If you or someone close in your family had a debilitating genetic disorder... - Page 3  

Yes I would.

My DH's best friend passed on 4 years ago after a long battle w/ Duchene's Muscular Dystrophy. His mother opted to not have any more children after it was found that she was the carrier. Duchene's is deadly, no two ways about it. DH's best friend was an INCREDIBLE person, who amazingly lived until one month before his 26th birthday. He lived the life he had and didn't think about the end, except on the rare dark day. He was incredibly positive, funny and sweet. That was his life, and he strove to make it the best possible life he could.

When DH and I went for our fertility treatments and they asked us if we wanted the genetic testing and we both said no. Nothing we would learn would change our desire to have the child it was meant for us to have.

Maybe you're right about the categorizing part. I reread carefully and I can see that.

Regarding what I found disturbing, if in fact it was meant the way I originally took it, is that someone would equate "mental retardation" with a severe, painful physical disorder. With the understanding I have about the way testing is done for MR, and the fact that I'm supportive of neurodiversity, I just don't view MR as a death knell. In fact, it means little to nothing to me to say someone is MR. Based on which tests? What can that person do? Some autistic people, for example, will test severely MR, but when they're given the chance to communicate in a way that works for them, the results are very different. Same with a child like mine- if I hadn't bothered to teach her sign language, we (me, my husband, the doctors and therapists) would be thinking she's much more cognitively disabled than she is. She's too young for a MR dx, but I wouldn't care if someone said she was- I know perfectly well there is a lot that goes on in her brain that won't show up on standardized testing.

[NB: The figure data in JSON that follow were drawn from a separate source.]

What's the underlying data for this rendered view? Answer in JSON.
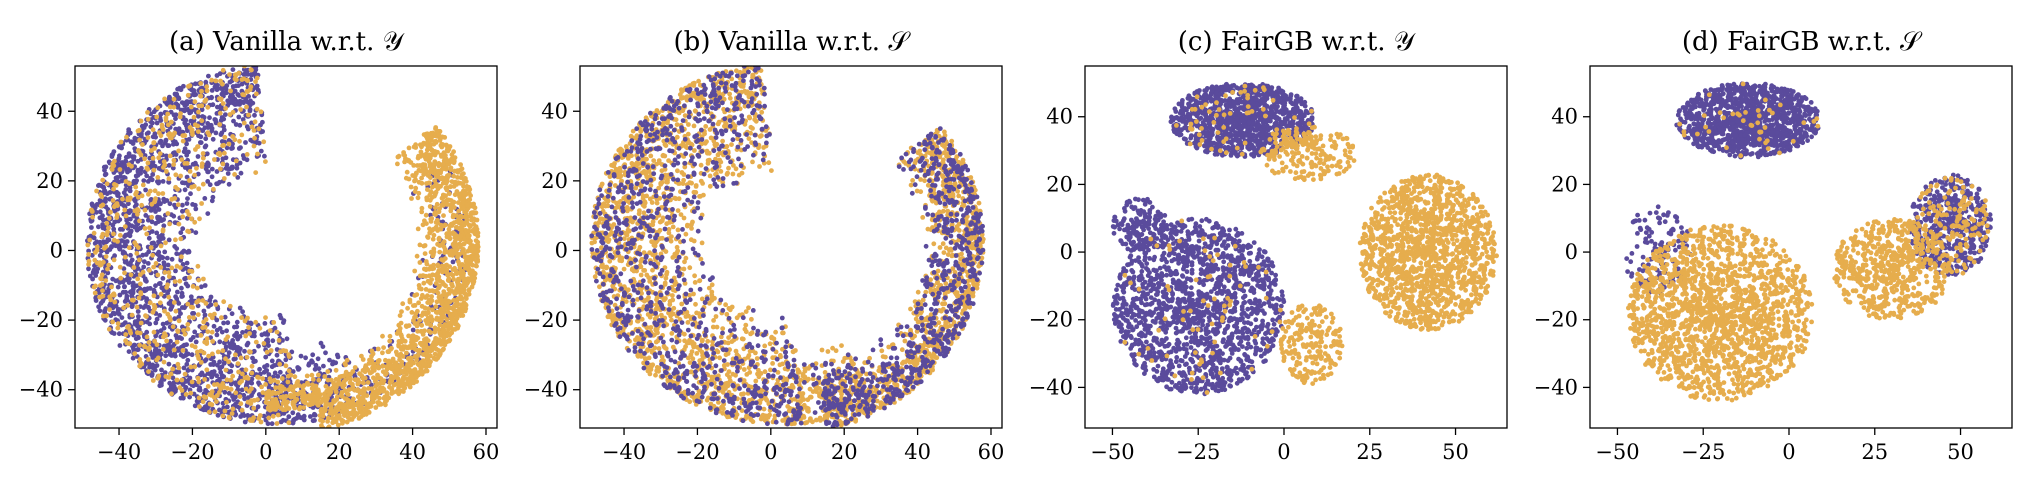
{
  "colors": {
    "class_a": "#5a4b9c",
    "class_b": "#e6ad4d"
  },
  "chart_data": [
    {
      "type": "scatter",
      "title": "(a) Vanilla w.r.t. 𝒴",
      "xlim": [
        -52,
        63
      ],
      "ylim": [
        -51,
        53
      ],
      "xticks": [
        -40,
        -20,
        0,
        20,
        40,
        60
      ],
      "yticks": [
        -40,
        -20,
        0,
        20,
        40
      ],
      "xtick_labels": [
        "−40",
        "−20",
        "0",
        "20",
        "40",
        "60"
      ],
      "ytick_labels": [
        "−40",
        "−20",
        "0",
        "20",
        "40"
      ],
      "grid": false,
      "series": [
        {
          "color": "#5a4b9c",
          "clusters": [
            {
              "kind": "arc",
              "cx": 3,
              "cy": 2,
              "rmin": 20,
              "rmax": 52,
              "a0": 96,
              "a1": 276,
              "n": 1900
            },
            {
              "kind": "arc",
              "cx": 3,
              "cy": 2,
              "rmin": 30,
              "rmax": 52,
              "a0": 276,
              "a1": 300,
              "n": 150
            },
            {
              "kind": "arc",
              "cx": 3,
              "cy": 2,
              "rmin": 38,
              "rmax": 52,
              "a0": 300,
              "a1": 385,
              "n": 160
            }
          ]
        },
        {
          "color": "#e6ad4d",
          "clusters": [
            {
              "kind": "arc",
              "cx": 3,
              "cy": 2,
              "rmin": 38,
              "rmax": 55,
              "a0": 283,
              "a1": 398,
              "n": 1500
            },
            {
              "kind": "arc",
              "cx": 3,
              "cy": 2,
              "rmin": 20,
              "rmax": 52,
              "a0": 96,
              "a1": 276,
              "n": 650
            },
            {
              "kind": "arc",
              "cx": 3,
              "cy": 2,
              "rmin": 38,
              "rmax": 48,
              "a0": 266,
              "a1": 285,
              "n": 120
            }
          ]
        }
      ]
    },
    {
      "type": "scatter",
      "title": "(b) Vanilla w.r.t. 𝒮",
      "xlim": [
        -52,
        63
      ],
      "ylim": [
        -51,
        53
      ],
      "xticks": [
        -40,
        -20,
        0,
        20,
        40,
        60
      ],
      "yticks": [
        -40,
        -20,
        0,
        20,
        40
      ],
      "xtick_labels": [
        "−40",
        "−20",
        "0",
        "20",
        "40",
        "60"
      ],
      "ytick_labels": [
        "−40",
        "−20",
        "0",
        "20",
        "40"
      ],
      "grid": false,
      "series": [
        {
          "color": "#e6ad4d",
          "clusters": [
            {
              "kind": "arc",
              "cx": 3,
              "cy": 2,
              "rmin": 20,
              "rmax": 52,
              "a0": 96,
              "a1": 276,
              "n": 1700
            },
            {
              "kind": "arc",
              "cx": 3,
              "cy": 2,
              "rmin": 30,
              "rmax": 52,
              "a0": 276,
              "a1": 300,
              "n": 180
            },
            {
              "kind": "arc",
              "cx": 3,
              "cy": 2,
              "rmin": 38,
              "rmax": 55,
              "a0": 283,
              "a1": 398,
              "n": 900
            }
          ]
        },
        {
          "color": "#5a4b9c",
          "clusters": [
            {
              "kind": "arc",
              "cx": 3,
              "cy": 2,
              "rmin": 20,
              "rmax": 52,
              "a0": 96,
              "a1": 276,
              "n": 900
            },
            {
              "kind": "arc",
              "cx": 3,
              "cy": 2,
              "rmin": 38,
              "rmax": 55,
              "a0": 283,
              "a1": 398,
              "n": 650
            },
            {
              "kind": "arc",
              "cx": 3,
              "cy": 2,
              "rmin": 30,
              "rmax": 50,
              "a0": 270,
              "a1": 300,
              "n": 80
            }
          ]
        }
      ]
    },
    {
      "type": "scatter",
      "title": "(c) FairGB w.r.t. 𝒴",
      "xlim": [
        -58,
        65
      ],
      "ylim": [
        -52,
        55
      ],
      "xticks": [
        -50,
        -25,
        0,
        25,
        50
      ],
      "yticks": [
        -40,
        -20,
        0,
        20,
        40
      ],
      "xtick_labels": [
        "−50",
        "−25",
        "0",
        "25",
        "50"
      ],
      "ytick_labels": [
        "−40",
        "−20",
        "0",
        "20",
        "40"
      ],
      "grid": false,
      "series": [
        {
          "color": "#5a4b9c",
          "clusters": [
            {
              "kind": "blob",
              "cx": -12,
              "cy": 39,
              "rx": 21,
              "ry": 11,
              "n": 1100
            },
            {
              "kind": "blob",
              "cx": -25,
              "cy": -16,
              "rx": 25,
              "ry": 26,
              "n": 1500
            },
            {
              "kind": "blob",
              "cx": -42,
              "cy": 8,
              "rx": 8,
              "ry": 8,
              "n": 140
            }
          ]
        },
        {
          "color": "#e6ad4d",
          "clusters": [
            {
              "kind": "blob",
              "cx": 42,
              "cy": 0,
              "rx": 20,
              "ry": 23,
              "n": 1400
            },
            {
              "kind": "blob",
              "cx": 8,
              "cy": -27,
              "rx": 9,
              "ry": 12,
              "n": 200
            },
            {
              "kind": "blob",
              "cx": 7,
              "cy": 29,
              "rx": 14,
              "ry": 8,
              "n": 200
            },
            {
              "kind": "blob",
              "cx": -25,
              "cy": -16,
              "rx": 25,
              "ry": 26,
              "n": 70
            },
            {
              "kind": "blob",
              "cx": -12,
              "cy": 39,
              "rx": 21,
              "ry": 11,
              "n": 60
            }
          ]
        }
      ]
    },
    {
      "type": "scatter",
      "title": "(d) FairGB w.r.t. 𝒮",
      "xlim": [
        -58,
        65
      ],
      "ylim": [
        -52,
        55
      ],
      "xticks": [
        -50,
        -25,
        0,
        25,
        50
      ],
      "yticks": [
        -40,
        -20,
        0,
        20,
        40
      ],
      "xtick_labels": [
        "−50",
        "−25",
        "0",
        "25",
        "50"
      ],
      "ytick_labels": [
        "−40",
        "−20",
        "0",
        "20",
        "40"
      ],
      "grid": false,
      "series": [
        {
          "color": "#5a4b9c",
          "clusters": [
            {
              "kind": "blob",
              "cx": -12,
              "cy": 39,
              "rx": 21,
              "ry": 11,
              "n": 1100
            },
            {
              "kind": "blob",
              "cx": 47,
              "cy": 8,
              "rx": 12,
              "ry": 15,
              "n": 450
            },
            {
              "kind": "blob",
              "cx": -38,
              "cy": 0,
              "rx": 10,
              "ry": 14,
              "n": 120
            }
          ]
        },
        {
          "color": "#e6ad4d",
          "clusters": [
            {
              "kind": "blob",
              "cx": -20,
              "cy": -18,
              "rx": 27,
              "ry": 26,
              "n": 1700
            },
            {
              "kind": "blob",
              "cx": 30,
              "cy": -5,
              "rx": 17,
              "ry": 15,
              "n": 550
            },
            {
              "kind": "blob",
              "cx": 47,
              "cy": 8,
              "rx": 12,
              "ry": 15,
              "n": 150
            },
            {
              "kind": "blob",
              "cx": -12,
              "cy": 39,
              "rx": 21,
              "ry": 11,
              "n": 40
            }
          ]
        }
      ]
    }
  ]
}
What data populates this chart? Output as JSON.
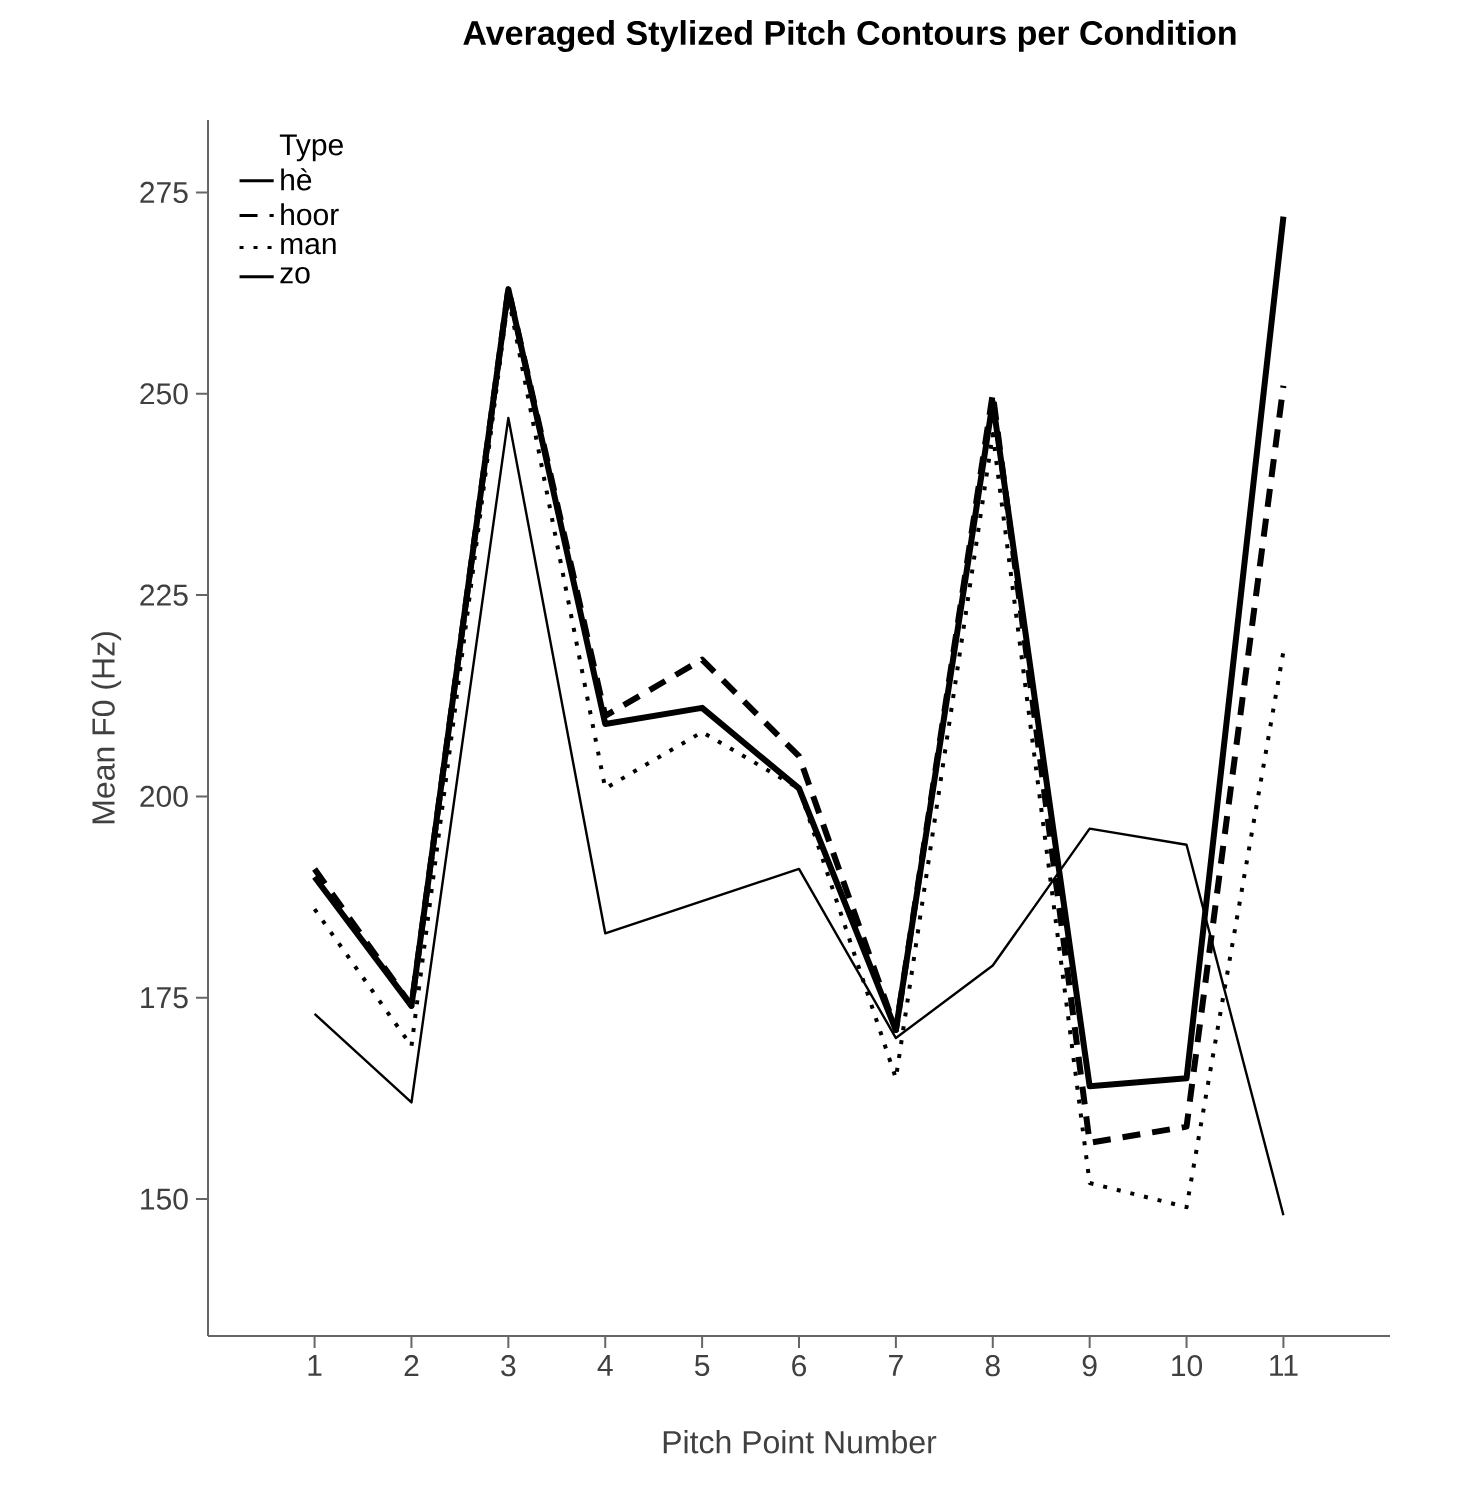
{
  "chart_data": {
    "type": "line",
    "title": "Averaged Stylized Pitch Contours per Condition",
    "xlabel": "Pitch Point Number",
    "ylabel": "Mean F0 (Hz)",
    "legend_title": "Type",
    "legend": "top left",
    "grid": false,
    "x": [
      1,
      2,
      3,
      4,
      5,
      6,
      7,
      8,
      9,
      10,
      11
    ],
    "xlim": [
      -0.1,
      12.1
    ],
    "xticks": [
      1,
      2,
      3,
      4,
      5,
      6,
      7,
      8,
      9,
      10,
      11
    ],
    "ylim": [
      133,
      284
    ],
    "yticks": [
      150,
      175,
      200,
      225,
      250,
      275
    ],
    "series": [
      {
        "name": "hè",
        "color": "#000000",
        "line_style": "solid",
        "values": [
          190,
          174,
          263,
          209,
          211,
          201,
          171,
          249,
          164,
          165,
          272
        ]
      },
      {
        "name": "hoor",
        "color": "#000000",
        "line_style": "dashed",
        "values": [
          191,
          174,
          263,
          210,
          217,
          205,
          171,
          250,
          157,
          159,
          251
        ]
      },
      {
        "name": "man",
        "color": "#000000",
        "line_style": "dotted",
        "values": [
          186,
          169,
          262,
          201,
          208,
          201,
          165,
          245,
          152,
          149,
          218
        ]
      },
      {
        "name": "zo",
        "color": "#000000",
        "line_style": "solid",
        "values": [
          173,
          162,
          247,
          183,
          187,
          191,
          170,
          179,
          196,
          194,
          148
        ]
      }
    ]
  }
}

All I'm saying is that if someone looks at a condition that causes a huge amount of physical pain, requires very involved medical care, will affect the individual for a lifetime and/or be fatal, I just can't see putting that into the same category as MR. But it's also important to note MR can mean everything from someone who can graduate high school with help and live on their own, to someone who will function at the level of a newborn their entire lives, and so I think the term is too broad to use in a general way.

No.

I think it depends on the condition.

I am a carrier for Tay-Sachs, which is a horrific disease, with a 100% mortality rate before age 5. Children who have the disease suffer tremendously in their short lives. If dh had been a carrier as well, we would have had a 25% chance of a T-S baby--and we would not have had biological children in those circumstances. The odds were too high and the disease too devastating.